Le soleil pèse sur les épaules d’Anton. Il se tourne souvent avec inquiétude vers la rue, espérant apercevoir sa femme. Mais cette rue est désespérément vide. A-t-il bien fait de la laisser partir seule ?

Dès qu’il se penche au-dessus de la jeune femme, Anton s’efforce de lui offrir un visage tranquille.

Il cherche à se souvenir d’une berceuse, ou d’un poème. Seuls un chant ou un poème auraient un sens au cœur de ces instants si ténus, si essentiels entre mort ou vie.

Anton scrute sa mémoire, cherche une mélodie ou quelques vers éparpillés. L’angoisse d’avoir perdu Anya l’étreint si fort que la musique et les mots fuient.

Il se met alors à chantonner n’importe quoi.

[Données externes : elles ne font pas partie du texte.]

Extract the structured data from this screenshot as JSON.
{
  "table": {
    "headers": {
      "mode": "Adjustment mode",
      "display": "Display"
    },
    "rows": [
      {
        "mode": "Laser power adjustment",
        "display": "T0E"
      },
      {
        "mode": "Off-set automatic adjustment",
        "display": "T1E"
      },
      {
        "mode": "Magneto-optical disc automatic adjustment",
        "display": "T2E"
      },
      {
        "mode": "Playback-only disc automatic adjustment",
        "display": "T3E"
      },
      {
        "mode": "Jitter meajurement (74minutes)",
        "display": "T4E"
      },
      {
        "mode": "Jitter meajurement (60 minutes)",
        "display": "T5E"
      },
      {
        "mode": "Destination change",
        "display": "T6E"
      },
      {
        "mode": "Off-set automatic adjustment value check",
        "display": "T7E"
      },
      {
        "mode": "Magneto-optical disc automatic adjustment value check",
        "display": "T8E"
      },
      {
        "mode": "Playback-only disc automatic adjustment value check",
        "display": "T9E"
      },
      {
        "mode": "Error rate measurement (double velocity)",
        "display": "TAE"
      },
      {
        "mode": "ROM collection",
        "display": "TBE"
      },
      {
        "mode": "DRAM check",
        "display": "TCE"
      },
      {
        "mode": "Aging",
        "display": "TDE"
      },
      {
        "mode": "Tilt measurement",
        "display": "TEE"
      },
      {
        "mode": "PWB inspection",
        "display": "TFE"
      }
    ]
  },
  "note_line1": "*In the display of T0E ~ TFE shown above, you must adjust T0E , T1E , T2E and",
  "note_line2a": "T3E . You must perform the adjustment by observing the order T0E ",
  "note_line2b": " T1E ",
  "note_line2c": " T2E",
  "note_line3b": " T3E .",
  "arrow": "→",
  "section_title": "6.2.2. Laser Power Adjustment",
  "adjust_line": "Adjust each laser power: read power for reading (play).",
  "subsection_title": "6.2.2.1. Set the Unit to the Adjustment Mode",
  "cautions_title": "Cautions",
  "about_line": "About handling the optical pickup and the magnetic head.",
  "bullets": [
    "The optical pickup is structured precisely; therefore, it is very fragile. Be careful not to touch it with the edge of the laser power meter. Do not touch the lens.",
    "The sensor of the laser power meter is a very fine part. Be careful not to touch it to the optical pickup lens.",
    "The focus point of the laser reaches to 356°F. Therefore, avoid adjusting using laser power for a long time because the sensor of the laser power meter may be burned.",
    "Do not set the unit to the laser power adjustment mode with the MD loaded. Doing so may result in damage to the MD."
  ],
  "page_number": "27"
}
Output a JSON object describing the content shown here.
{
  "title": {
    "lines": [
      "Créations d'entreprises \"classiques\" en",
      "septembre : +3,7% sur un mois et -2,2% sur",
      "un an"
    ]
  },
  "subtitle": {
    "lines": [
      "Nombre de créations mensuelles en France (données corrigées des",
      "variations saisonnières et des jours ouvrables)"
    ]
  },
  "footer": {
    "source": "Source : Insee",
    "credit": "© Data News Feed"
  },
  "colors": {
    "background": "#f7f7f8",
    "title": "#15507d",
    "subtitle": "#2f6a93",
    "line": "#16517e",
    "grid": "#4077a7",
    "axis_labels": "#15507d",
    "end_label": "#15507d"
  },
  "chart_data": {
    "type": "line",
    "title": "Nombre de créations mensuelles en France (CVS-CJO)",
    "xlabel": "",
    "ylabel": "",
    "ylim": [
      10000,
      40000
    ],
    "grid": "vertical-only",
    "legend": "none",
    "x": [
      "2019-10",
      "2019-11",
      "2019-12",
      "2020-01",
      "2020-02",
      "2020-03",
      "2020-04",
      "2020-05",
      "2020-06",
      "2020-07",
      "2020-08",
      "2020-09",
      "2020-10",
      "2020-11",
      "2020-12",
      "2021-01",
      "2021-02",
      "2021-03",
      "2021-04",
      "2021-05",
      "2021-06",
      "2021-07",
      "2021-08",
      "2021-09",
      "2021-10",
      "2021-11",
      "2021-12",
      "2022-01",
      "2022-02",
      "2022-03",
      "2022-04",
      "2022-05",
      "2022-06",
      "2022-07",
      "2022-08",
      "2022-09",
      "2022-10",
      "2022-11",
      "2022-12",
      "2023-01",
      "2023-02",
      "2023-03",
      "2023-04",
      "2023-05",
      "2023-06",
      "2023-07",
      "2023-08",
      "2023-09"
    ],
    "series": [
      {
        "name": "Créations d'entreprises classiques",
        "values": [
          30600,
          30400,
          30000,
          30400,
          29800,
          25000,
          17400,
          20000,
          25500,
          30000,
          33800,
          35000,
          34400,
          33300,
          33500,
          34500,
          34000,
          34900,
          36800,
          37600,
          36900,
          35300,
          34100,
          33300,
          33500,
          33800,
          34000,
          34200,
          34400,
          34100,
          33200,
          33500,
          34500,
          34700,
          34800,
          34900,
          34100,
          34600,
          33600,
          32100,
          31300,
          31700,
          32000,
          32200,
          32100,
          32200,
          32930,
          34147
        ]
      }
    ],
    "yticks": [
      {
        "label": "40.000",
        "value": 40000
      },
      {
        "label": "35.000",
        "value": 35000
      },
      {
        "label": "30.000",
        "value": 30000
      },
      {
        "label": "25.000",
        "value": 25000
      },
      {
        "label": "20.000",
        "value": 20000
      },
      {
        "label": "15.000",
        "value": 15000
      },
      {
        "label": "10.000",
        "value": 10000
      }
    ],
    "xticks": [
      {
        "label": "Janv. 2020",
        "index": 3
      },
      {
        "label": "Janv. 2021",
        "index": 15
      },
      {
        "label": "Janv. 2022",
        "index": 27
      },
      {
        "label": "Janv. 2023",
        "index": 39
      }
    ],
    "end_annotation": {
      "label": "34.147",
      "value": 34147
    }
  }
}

Marie, les yeux mi-clos, aspire chaque sonorité, capte chaque syllabe.

Anton le ressent. Il chante de mieux en mieux.

Des paroles claires qu’il module à sa façon : des consonnes, des voyelles, des syllabes, de plus en plus scandées et libres.

Anton se laisse aller à son propre rythme. Son corps se balance, son esprit suit.

Une même cadence s’empare de la jeune femme, traverse, par vagues, son immobilité.